Daha önce planlanmış ve tetkikinin yapılması gereken bir tedavi süreci ile ilgili olarak hastanede bulunduğunu belirten Çelik, şunları söyledi:
"Bu tedavi sürecinin üçüncü şahıslarla temasını engelleyen bir tablo arz etmesinden dolayı, Perşembe günü saat 12.00'ye kadar orada kalmam dolayısıyla yaşanan bazı spekülatif değerlendirmeler oldu. Benim birinci dakikadan itibaren bir açıklama yapmam doğru olurdu ama bu açıklama yaşanan hadisenin büyüklüğü karşısında dilimin, elimin varmadığı bir olaydı. Kişisel bir durumu böyle büyük bir facianın önüne çıkarma gibi bir talihsizliğe düşmek istemediğimden dolayı, bu açıklamanın gelmeyişi bazı spekülatif değerlendirmelere neden oldu. Ama çok şükür sağlığımız yerinde. Yapılan tetkikler olumlu neticelendi. Bu ve benzeri olaylarda hepimiz, sorumlu siyasetçiler olarak, olay anında orada olmanın bir kere sorumluluğu ile hareket edeceğimiz konusunda kimsenin endişesi olmasın."

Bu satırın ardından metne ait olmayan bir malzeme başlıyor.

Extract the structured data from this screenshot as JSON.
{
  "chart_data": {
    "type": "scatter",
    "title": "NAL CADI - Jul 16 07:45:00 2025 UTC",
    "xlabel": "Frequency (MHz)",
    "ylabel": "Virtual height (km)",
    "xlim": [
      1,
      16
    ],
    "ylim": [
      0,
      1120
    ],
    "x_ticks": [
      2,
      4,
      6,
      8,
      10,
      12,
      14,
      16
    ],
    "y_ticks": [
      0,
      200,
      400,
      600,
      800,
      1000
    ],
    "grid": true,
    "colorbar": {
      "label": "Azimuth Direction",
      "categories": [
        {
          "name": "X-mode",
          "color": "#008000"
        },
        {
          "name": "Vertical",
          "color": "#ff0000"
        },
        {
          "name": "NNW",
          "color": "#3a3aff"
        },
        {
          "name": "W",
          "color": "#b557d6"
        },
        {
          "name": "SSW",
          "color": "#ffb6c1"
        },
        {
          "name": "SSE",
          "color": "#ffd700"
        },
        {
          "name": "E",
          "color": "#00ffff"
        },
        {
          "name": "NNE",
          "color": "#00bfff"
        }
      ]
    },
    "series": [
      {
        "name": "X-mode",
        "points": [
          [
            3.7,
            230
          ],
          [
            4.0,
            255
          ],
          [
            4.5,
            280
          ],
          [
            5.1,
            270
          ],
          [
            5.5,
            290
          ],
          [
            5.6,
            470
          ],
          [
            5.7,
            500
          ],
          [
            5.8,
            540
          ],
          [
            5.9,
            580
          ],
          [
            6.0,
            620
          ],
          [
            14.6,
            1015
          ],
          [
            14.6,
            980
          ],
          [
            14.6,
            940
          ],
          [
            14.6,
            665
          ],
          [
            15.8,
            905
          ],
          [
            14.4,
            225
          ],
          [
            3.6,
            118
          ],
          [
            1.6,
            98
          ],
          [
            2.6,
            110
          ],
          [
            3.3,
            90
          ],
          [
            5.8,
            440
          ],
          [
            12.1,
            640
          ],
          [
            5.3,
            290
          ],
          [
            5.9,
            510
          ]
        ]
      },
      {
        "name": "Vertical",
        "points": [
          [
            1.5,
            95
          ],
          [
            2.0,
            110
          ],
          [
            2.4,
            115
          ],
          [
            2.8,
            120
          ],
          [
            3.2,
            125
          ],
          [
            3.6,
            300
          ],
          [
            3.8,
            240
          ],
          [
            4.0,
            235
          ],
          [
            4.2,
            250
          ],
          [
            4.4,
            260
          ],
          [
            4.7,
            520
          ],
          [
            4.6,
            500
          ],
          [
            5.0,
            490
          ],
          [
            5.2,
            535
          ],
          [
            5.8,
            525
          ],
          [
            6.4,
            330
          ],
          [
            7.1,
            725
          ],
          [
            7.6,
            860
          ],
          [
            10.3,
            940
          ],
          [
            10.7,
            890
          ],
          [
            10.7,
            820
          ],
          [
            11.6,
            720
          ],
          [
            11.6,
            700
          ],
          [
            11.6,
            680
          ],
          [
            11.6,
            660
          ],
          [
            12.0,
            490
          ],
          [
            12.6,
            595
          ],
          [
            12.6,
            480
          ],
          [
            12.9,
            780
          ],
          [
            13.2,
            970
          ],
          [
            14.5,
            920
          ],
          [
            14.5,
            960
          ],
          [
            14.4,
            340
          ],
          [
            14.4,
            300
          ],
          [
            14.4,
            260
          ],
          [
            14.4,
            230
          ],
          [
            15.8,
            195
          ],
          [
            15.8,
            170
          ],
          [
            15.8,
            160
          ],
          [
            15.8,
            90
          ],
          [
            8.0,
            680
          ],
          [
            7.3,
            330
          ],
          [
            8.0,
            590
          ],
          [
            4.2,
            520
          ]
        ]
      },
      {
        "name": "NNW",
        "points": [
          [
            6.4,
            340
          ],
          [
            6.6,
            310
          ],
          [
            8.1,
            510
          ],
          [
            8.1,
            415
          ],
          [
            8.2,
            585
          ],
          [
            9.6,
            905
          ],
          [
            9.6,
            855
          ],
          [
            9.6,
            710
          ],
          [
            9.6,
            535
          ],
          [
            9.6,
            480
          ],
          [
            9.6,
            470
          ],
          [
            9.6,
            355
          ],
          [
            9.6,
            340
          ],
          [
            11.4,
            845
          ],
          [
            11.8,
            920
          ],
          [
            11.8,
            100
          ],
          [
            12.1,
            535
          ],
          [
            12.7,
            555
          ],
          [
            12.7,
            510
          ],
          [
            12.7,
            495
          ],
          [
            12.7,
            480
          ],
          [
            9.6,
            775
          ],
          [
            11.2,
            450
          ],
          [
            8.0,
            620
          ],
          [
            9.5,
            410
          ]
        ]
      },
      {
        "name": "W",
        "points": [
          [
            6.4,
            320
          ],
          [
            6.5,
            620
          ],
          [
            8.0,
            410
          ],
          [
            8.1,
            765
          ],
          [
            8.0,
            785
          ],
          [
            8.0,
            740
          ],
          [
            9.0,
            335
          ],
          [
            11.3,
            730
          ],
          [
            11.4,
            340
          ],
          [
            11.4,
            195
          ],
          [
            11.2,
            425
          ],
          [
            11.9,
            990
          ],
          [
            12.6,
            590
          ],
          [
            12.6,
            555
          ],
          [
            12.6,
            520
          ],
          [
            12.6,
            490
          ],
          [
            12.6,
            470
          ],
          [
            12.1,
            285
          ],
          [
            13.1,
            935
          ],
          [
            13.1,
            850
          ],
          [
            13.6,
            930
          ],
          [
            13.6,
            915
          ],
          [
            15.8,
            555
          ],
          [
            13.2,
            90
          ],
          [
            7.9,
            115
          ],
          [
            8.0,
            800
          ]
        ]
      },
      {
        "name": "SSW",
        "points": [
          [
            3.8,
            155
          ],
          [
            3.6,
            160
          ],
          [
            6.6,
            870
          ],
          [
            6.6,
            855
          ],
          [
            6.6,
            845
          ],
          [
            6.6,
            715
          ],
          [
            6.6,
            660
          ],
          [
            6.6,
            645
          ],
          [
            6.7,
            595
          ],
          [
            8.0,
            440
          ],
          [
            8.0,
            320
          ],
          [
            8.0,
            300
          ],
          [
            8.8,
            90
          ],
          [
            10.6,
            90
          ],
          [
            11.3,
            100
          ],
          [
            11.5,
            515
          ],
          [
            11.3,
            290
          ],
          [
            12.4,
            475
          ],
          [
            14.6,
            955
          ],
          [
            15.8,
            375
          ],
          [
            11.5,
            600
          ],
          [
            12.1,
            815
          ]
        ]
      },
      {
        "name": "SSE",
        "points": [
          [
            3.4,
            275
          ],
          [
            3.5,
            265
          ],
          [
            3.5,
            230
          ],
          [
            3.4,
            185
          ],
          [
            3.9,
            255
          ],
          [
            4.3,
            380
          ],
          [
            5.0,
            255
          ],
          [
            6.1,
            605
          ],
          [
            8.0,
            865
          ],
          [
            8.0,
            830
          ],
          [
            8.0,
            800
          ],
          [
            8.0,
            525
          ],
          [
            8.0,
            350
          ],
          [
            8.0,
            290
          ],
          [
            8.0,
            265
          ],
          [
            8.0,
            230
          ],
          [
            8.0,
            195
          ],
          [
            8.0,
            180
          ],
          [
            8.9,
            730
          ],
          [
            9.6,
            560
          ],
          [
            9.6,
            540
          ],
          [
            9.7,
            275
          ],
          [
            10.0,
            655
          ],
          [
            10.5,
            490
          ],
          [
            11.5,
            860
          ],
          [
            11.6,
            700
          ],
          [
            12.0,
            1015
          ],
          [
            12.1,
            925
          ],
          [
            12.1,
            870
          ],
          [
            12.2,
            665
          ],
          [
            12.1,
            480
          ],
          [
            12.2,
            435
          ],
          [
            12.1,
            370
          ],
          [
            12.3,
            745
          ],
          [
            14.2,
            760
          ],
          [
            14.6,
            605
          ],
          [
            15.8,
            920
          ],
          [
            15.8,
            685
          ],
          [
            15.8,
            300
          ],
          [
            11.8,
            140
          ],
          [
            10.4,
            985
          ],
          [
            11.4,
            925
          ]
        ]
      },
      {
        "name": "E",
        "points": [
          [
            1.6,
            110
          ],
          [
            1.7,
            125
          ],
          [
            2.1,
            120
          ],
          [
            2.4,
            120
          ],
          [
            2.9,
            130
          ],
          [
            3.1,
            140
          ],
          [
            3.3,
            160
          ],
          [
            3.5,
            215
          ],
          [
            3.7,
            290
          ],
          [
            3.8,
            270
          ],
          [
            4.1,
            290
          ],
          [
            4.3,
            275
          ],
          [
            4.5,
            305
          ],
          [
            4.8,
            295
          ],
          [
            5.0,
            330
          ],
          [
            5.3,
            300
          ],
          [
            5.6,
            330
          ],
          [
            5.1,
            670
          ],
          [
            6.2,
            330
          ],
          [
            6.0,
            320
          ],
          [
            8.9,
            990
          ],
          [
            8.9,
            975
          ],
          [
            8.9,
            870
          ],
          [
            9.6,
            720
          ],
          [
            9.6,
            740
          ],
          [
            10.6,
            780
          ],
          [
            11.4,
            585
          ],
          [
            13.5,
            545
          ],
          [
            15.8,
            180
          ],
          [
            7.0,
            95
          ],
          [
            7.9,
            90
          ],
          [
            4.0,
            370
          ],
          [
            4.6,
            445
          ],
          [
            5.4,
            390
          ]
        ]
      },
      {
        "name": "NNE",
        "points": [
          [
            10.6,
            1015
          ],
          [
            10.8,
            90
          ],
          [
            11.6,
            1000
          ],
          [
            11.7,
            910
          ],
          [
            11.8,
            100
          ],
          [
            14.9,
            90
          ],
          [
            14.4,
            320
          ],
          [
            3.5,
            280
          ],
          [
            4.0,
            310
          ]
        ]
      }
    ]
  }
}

Çelik, Bakanlığına bağlı ilgili birimlerin temsilcilerinin olay yerine hemen intikal ettiklerini vurguladı.
"MAGAZİN HABERLERİ KADAR İLGİ GÖSTERİLMEDİ"
Toplumun tamamına ilgilendiren iş sağlığı güvenliği ile ilgili çalışmaları anlatan Çelik, 30 Haziran 2012 tarihinde bu konuda ilk defa müstakil bir yasa çıkarıldığını anımsattı.
Yasanın önemli olduğunu ancak yasadaki düzenlemelere ilişkin farkındalık yaratmanın daha da önemli olduğunu ifade eden Çelik, bu nedenle konuyu gündemde tutabilmek için her ilde çalışma yaptıklarını söyledi.
Magazin haberlerine gösterilen ilginin, iş sağlığı ve güvenliği ile ilgili faaliyetlere gösterilmediğini belirten Çelik, "Bu yasa parlamentoya geldiği zaman bir ay içinde 7-8 haber olmuş. Ama bir müessif olay meydana geldi zaman yüzlerce haber bir gün içinde işleniyor" dedi.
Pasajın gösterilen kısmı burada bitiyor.